What I investigated as well is that the storage.cassandra.port is completely ignored at all by the Cassandra client. Instead only adding custom envs directly solved the issue.
So I guess we have to figure out a couple of things:
To detail the easier TLS configuration, we might want to supply a configuration, which configures the connection with a similar setup like the one described in the Python snippet. It's python because that one was handy on the Azure Quick Start tab.
from cassandra.cluster import Cluster
from ssl import PROTOCOL_TLSv2, CERT_REQUIRED
ssl_opts = {
'ca_certs': '<path-to-your-.pem-file>',
'ssl_version': PROTOCOL_TLSv2,
'cert_reqs': CERT_REQUIRED # Certificates are required and validated
}
auth_provider = PlainTextAuthProvider(username={{USERNAME}}, password="{{PASSWORD}}")
cluster = Cluster("{{NAME}}.cassandra.cosmos.azure.com", port = 10350, auth_provider=auth_provider, ssl_options=ssl_opts)
session = cluster.connect("jaeger-tracing-cassandra-keyspace")
If one of you guys are pointing us to the right files we might be able to add a couple lines of code :)
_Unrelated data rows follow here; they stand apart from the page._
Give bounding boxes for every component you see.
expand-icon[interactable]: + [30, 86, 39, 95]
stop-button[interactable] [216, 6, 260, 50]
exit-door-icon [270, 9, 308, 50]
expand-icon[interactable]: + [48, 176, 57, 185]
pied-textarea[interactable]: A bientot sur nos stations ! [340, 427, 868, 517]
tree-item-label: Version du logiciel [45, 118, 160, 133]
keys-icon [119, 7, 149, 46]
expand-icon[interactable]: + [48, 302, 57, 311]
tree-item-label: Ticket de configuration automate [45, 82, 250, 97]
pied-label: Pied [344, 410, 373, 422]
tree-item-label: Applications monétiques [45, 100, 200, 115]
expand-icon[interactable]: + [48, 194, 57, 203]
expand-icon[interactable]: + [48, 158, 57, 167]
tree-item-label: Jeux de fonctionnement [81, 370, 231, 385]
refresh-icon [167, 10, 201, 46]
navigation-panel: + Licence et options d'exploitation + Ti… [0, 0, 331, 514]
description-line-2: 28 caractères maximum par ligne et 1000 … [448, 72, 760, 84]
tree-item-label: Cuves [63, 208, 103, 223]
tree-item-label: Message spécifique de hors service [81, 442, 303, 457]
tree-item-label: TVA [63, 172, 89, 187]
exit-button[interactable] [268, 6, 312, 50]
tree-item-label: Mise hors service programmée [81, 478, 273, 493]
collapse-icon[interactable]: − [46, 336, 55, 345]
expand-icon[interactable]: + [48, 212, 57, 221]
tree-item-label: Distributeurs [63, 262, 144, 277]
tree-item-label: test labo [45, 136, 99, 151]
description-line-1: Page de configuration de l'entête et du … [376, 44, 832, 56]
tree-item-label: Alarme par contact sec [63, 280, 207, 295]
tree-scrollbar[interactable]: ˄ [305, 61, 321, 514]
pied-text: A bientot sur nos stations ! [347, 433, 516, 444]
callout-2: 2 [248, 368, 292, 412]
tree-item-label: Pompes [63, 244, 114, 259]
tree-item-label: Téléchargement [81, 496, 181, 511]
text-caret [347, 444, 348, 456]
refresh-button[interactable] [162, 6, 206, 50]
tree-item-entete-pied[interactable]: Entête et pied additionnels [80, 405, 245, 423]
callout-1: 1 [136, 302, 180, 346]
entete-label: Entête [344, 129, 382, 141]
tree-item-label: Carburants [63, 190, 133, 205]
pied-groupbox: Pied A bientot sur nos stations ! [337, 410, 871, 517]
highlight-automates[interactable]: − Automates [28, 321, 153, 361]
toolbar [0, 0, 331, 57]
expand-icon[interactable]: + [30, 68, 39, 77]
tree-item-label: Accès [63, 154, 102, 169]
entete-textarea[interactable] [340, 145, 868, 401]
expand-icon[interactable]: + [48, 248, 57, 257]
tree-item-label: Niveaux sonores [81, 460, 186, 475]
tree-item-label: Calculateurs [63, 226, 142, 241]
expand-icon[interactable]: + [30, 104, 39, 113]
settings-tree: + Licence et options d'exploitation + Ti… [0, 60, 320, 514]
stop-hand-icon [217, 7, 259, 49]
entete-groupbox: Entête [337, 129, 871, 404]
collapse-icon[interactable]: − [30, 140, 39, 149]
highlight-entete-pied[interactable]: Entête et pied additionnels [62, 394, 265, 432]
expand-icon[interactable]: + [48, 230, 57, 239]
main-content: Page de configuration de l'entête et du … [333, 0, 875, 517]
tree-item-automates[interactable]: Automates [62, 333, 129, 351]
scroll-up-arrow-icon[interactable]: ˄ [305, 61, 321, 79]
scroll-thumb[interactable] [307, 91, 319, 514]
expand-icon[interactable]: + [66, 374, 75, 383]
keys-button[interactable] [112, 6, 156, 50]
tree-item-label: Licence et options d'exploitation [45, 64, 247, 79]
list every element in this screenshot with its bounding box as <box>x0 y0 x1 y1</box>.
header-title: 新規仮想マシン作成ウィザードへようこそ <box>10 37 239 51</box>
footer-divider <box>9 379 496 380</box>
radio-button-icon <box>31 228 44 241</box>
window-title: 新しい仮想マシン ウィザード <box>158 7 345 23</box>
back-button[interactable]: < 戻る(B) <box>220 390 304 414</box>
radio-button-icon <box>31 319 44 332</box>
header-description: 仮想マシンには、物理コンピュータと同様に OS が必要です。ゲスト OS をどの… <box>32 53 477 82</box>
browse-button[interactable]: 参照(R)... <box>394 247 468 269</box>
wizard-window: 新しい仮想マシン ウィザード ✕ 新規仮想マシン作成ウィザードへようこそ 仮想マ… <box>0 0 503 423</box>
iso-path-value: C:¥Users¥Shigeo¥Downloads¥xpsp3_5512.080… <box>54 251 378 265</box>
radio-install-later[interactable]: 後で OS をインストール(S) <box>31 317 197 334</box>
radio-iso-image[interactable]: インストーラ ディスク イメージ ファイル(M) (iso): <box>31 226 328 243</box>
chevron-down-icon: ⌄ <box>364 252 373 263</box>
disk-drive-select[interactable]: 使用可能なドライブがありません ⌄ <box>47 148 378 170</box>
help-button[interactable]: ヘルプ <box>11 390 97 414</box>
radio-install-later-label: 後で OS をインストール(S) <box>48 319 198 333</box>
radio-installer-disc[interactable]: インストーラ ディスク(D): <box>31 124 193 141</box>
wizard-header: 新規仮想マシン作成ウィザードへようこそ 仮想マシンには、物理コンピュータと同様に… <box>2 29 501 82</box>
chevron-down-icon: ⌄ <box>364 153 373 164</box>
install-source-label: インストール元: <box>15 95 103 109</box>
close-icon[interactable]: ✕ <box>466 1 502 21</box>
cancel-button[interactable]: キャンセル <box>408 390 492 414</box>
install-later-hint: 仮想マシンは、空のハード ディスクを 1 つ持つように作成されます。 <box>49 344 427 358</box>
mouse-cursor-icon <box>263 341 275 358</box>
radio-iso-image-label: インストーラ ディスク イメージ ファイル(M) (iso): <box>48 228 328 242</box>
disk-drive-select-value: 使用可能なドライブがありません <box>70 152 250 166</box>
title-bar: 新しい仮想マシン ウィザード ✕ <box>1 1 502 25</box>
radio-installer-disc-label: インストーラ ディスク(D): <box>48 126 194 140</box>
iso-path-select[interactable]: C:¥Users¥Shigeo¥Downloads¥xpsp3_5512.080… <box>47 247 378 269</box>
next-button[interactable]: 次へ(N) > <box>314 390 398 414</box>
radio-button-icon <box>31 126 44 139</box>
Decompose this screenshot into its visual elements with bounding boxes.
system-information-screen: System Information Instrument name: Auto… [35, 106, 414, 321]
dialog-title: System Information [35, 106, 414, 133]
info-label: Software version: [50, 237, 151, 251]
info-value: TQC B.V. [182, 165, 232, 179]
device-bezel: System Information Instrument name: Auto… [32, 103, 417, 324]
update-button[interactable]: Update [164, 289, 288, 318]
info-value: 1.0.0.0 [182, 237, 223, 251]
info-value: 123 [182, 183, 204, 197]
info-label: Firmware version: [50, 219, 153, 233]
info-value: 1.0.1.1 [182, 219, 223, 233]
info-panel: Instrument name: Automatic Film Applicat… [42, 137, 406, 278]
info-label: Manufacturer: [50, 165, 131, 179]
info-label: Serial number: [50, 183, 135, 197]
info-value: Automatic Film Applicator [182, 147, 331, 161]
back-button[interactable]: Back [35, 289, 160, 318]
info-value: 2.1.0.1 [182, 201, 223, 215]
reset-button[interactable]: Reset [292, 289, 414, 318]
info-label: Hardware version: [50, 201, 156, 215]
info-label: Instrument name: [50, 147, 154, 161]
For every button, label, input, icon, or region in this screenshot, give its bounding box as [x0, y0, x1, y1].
Fix the port setup in Jaeger
This is only about the create-schema job, right? If so, you'll probably need something like this to obtain the port:
And then, set the env var to the job, like:
Finally, you'll need to add support for the new env var here:
Enable easy TLS configuration
I suppose this is again only for the create-schema, as it should be relatively easy to add volumes/volume mounts with the TLS certs and use them as part of --cassandra.tls.ca. We don't seem to honor that either for the create-schema, and apparently, the create schema supports an env var named CQLSH_SSL. Do you know what this is about? Hopefully we can just use the same solution as the port above. You did mention recognizing well-known CAs by default: a good place to add this would be the same script I linked above: if the CQLSH_SSL isn't set, you could try to lookup the certs from a well-known place. We use cassandra:3.11 as the base image, not sure what the 'well-known` place is for that, but shouldn't be that hard to figure out.
Ok we will create a PR for it. Keep you posted.
Reopening, as the "well-known TLS" part is still pending.
@Ashmita152, I think there are two things that could be pursued here:
--cassandra.tls.ca flag should be honored by the create-schema scriptEach one of those should be a different issue/PR, and I would focus on the 1st only, at the moment.
Hi @jpkrohling
Thank you for the detailed response. I looked at the cassandra image earlier. It is based on Ubuntu image in which the standard place for ca-certificates is /etc/ssl/certs/ca-certificates.crt. I will work on it and raise two PRs accordingly.
Wait to work on the second, we might need to have a better understanding of the whole situation there: it might not be appropriate to load a set of certificates for the create-schema and not load the same set with the other components.
Is this still relevant? If so, what is blocking it? Is there anything you can do to help move it forward?